In Texas, nurse practitioners are required by law to have a physician collaborator. Tertel called on the legislature to explore ways to take in more diploma and associate degree nurses and allow them to practice at the top of their licensure. 

Merwin argued that solutions around nursing should not compromise the standards and requirements to a 4-year Bachelor of Science in Nursing (BSN) degree. 

One solution Merwin and Tertel offered was for providers to target candidates earlier in the hiring process by negotiating with students in the final year of their undergraduate or postgraduate nursing program regarding the terms of their employment in exchange for tuition relief. Finances remain a barrier to graduation for many, and by targeting relief earlier, providers would have more control and leverage over contracting wage and service time with new graduates. 

The panel also spoke to the lessons learned from the pandemic. The public health emergency forced health human resource managers to reevaluate team nursing models and look at alternative levels of care, utilizing licensed practical nurses (LPN), nursing students, and patient care technicians to support patient care collaboratively and in a more comprehensive way. 

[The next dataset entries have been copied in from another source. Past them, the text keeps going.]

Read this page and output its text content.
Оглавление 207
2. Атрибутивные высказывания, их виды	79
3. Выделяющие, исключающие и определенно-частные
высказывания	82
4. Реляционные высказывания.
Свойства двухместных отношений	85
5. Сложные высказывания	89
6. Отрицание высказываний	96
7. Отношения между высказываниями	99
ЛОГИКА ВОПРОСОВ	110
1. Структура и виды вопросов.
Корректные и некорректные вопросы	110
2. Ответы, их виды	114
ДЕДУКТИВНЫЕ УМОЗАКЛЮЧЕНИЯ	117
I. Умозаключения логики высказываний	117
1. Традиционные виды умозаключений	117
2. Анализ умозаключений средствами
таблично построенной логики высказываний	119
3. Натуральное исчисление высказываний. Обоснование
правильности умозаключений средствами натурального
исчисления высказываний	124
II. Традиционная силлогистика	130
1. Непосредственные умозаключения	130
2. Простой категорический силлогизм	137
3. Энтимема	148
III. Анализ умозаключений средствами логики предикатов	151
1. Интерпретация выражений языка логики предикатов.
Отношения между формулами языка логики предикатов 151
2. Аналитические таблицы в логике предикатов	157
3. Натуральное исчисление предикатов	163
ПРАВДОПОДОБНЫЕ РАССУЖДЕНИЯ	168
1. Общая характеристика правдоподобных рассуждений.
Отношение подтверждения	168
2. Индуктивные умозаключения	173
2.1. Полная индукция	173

“There’s a little bit of a double edged sword with the LPN piece, because as we are all aging, and the demand for assisted living and nursing home care continues to increase,” Tertel said. “We’ve got to make sure that we’ve got those pathways to get those LPNs into that setting as well.”

The University of North Texas has revamped its counselor training programs for students in social work, rehabilitation, and mental health, including those working in public schools, to focus on trauma-informed interventions and multicultural competency in their clinical rotations.

“Our goal is to be able to continue to increase [holistic mental health care] in North Texas,” Ceballos said. “We’re doing the second study in our second year of the program. We have been collecting data, and it’s part of the program, and we’re hoping to see what the data shows 4 years from now, to see how much we have been able to have an impact.” 

Medical City Healthcare opened up a series of employee assistance programs aimed at supporting nurses dealing with trauma and burnout, including a mental health care hotline and time and space for decompression.

“[Caregivers] have a clinical educator that they can call 24/7 when they get stuck into a clinical situation that maybe [they] don’t want to go to their clinical nurse supervisor about right away,” Tertel said. “In the moment, they can tell their friend. So creating those easy non-judgmental pathways that reach out, to text or phone call that mentor [who] helps [them] for that particular situation that they find themselves.

[Another option is] what we do in the hospital with compassionate rounds that doesn’t just focus on the patient for connected compassionate care but it is also for the caregivers. Now we have check-ins with our caregivers on a daily basis, and then if there’s a critical incident we do have critical incident response teams that come in to help address the loss of a patient, or a child in particular, so the staff can decompress.”